The first essay of this book, entitled What is Religion?, is the text i have chosen to analyze. It was written in later life and is the result of Nishitani’s mature philosophical wanderings. Because of the nature of its premise, the question of what religion is, the text nevertheless acquires an introductory character and it seems an ideal starting point from which to enter Nishitani’s philosophy and, in the process, to put Foucault’s ethical method to the test.

Before going deeper into the text, i briefly complete Nishitani’s biographical overview. In 1963 he withdrew completely from Kyoto University and took up a chair as professor at Otani University. In ’65 he became editor-in-chief of the journal The Eastern Buddhist. Between ’64 and ’72 he continued to travel regularly to Europe and America to attend international conferences or give special lectures. In 1971, he also retired from Otani University as a professor. He died at home in 1990. At his funeral he was assigned his final Zen name. It reads in English: The layman called the Voice of the Valley Stream, coming from the west and resounding in emptiness.

Foucault’s ethical method, as applied by Foucault himself to Classical and Late Antiquity in Europe, treated the notion of “spirituality” according to a well-defined, admittedly broad definition. Three required aspects, according to him, are necessary to be able to speak of spirituality the subject’s inability to be able to know the truth from his given mode of being, the act of the fundamental transformation of the subject and the resulting effects on the subject as a result of the transforming acts on the one hand and the attainment of the truth on the other.
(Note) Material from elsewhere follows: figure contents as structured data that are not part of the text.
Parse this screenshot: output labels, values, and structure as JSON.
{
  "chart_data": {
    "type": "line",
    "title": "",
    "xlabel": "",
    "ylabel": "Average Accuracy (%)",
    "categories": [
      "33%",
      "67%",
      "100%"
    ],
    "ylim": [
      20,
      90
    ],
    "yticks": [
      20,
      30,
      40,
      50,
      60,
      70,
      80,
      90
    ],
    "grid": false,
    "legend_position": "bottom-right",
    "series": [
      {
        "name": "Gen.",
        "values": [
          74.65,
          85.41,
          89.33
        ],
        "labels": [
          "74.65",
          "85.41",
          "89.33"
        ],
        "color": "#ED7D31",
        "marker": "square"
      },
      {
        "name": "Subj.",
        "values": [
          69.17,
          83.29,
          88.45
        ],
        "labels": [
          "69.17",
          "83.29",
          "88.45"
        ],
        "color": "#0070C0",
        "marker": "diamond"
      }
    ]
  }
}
Nishitani, on the other hand, does not speak of spirituality, but of religion. However, in answering the question “What is religion?” he tries to keep as far as possible distance from any specific religious movement and to use the concept of ‘religion’ in its most general form.It is precisely because of this general approach that Nishitani’s understanding of religion and Foucault’s definition of spirituality end up in each other’s territory.
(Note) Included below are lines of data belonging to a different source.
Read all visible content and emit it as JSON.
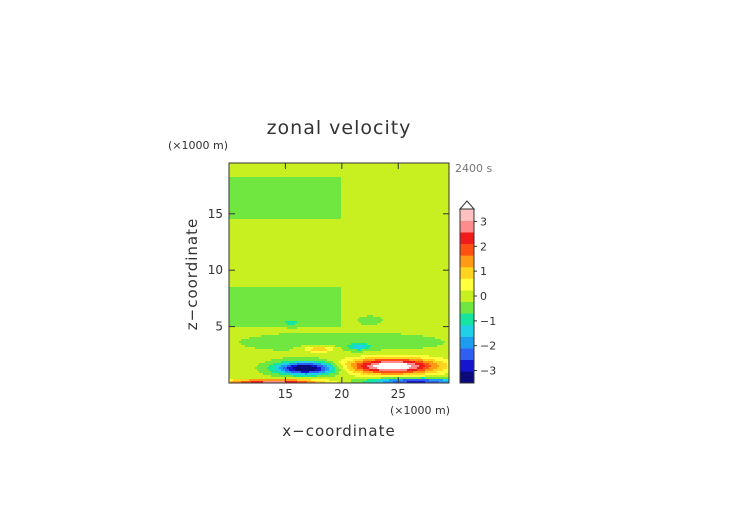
{
  "chart_data": {
    "type": "heatmap",
    "title": "zonal velocity",
    "xlabel": "x−coordinate",
    "ylabel": "z−coordinate",
    "x_unit": "(×1000 m)",
    "y_unit": "(×1000 m)",
    "time_label": "2400 s",
    "xlim": [
      10,
      29.5
    ],
    "ylim": [
      0,
      19.5
    ],
    "x_ticks": [
      15,
      20,
      25
    ],
    "y_ticks": [
      5,
      10,
      15
    ],
    "x_tick_labels": [
      "15",
      "20",
      "25"
    ],
    "y_tick_labels": [
      "5",
      "10",
      "15"
    ],
    "colorbar": {
      "levels": [
        -3.5,
        -3,
        -2.5,
        -2,
        -1.5,
        -1,
        -0.5,
        0,
        0.5,
        1,
        1.5,
        2,
        2.5,
        3,
        3.5
      ],
      "colors": [
        "#0a0a7a",
        "#1515d0",
        "#2f5ff0",
        "#1e9cf0",
        "#20d0e6",
        "#14e6a0",
        "#70e640",
        "#c8f020",
        "#ffff3c",
        "#ffd41e",
        "#ff9a14",
        "#ff5014",
        "#f01c1c",
        "#ff8c8c",
        "#ffc0c0"
      ],
      "tick_values": [
        -3,
        -2,
        -1,
        0,
        1,
        2,
        3
      ],
      "tick_labels": [
        "−3",
        "−2",
        "−1",
        "0",
        "1",
        "2",
        "3"
      ],
      "extend": "max"
    },
    "bands": [
      {
        "z_from": 18.2,
        "z_to": 19.5,
        "value_west": 0.2,
        "value_east": 0.2
      },
      {
        "z_from": 14.5,
        "z_to": 18.2,
        "value_west": -0.2,
        "value_east": 0.2
      },
      {
        "z_from": 8.5,
        "z_to": 14.5,
        "value_west": 0.2,
        "value_east": 0.2
      },
      {
        "z_from": 5.0,
        "z_to": 8.5,
        "value_west": -0.2,
        "value_east": 0.2
      },
      {
        "z_from": 0.0,
        "z_to": 5.0,
        "value_west": 0.2,
        "value_east": 0.2
      }
    ],
    "features": [
      {
        "name": "jet-west-negative",
        "x_center": 16.8,
        "z_center": 1.3,
        "half_width": 2.8,
        "half_height": 0.6,
        "value": -4.0
      },
      {
        "name": "jet-east-positive",
        "x_center": 24.5,
        "z_center": 1.5,
        "half_width": 4.2,
        "half_height": 0.75,
        "value": 4.0
      },
      {
        "name": "surface-east-negative",
        "x_center": 26.5,
        "z_center": 0.15,
        "half_width": 4.5,
        "half_height": 0.3,
        "value": -3.0
      },
      {
        "name": "surface-west-positive",
        "x_center": 14.0,
        "z_center": 0.1,
        "half_width": 4.5,
        "half_height": 0.25,
        "value": 3.0
      },
      {
        "name": "blob-west-upper",
        "x_center": 18.0,
        "z_center": 3.0,
        "half_width": 1.5,
        "half_height": 0.3,
        "value": 1.5
      },
      {
        "name": "blob-east-upper",
        "x_center": 21.5,
        "z_center": 3.2,
        "half_width": 1.0,
        "half_height": 0.3,
        "value": -1.3
      },
      {
        "name": "lower-layer",
        "x_center": 20.0,
        "z_center": 3.6,
        "half_width": 12.0,
        "half_height": 1.2,
        "value": -0.4
      },
      {
        "name": "wave-west",
        "x_center": 15.5,
        "z_center": 5.4,
        "half_width": 2.0,
        "half_height": 0.6,
        "value": -0.3
      },
      {
        "name": "wave-east",
        "x_center": 22.5,
        "z_center": 5.6,
        "half_width": 1.8,
        "half_height": 0.6,
        "value": -0.3
      }
    ]
  }
}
As we shall see, according to Nishitani, the tenor of religion is such that the individual can know the “true face” of reality and of himself only by, to use Foucault’s words, reveling in himself. Such a revelation then results in what we might call a “redemption. Nishitani’s remarks on religion are not to be understood, as we are easily tempted to do, within the framework of a description of what religion has been in the past. His intention is rather to write a prescription of what religion should be. What he describes is a non-dogmatic and in that sense universal religious attitude which, starting from the contemporary tensions within the modern subject, tries to overcome these tensions.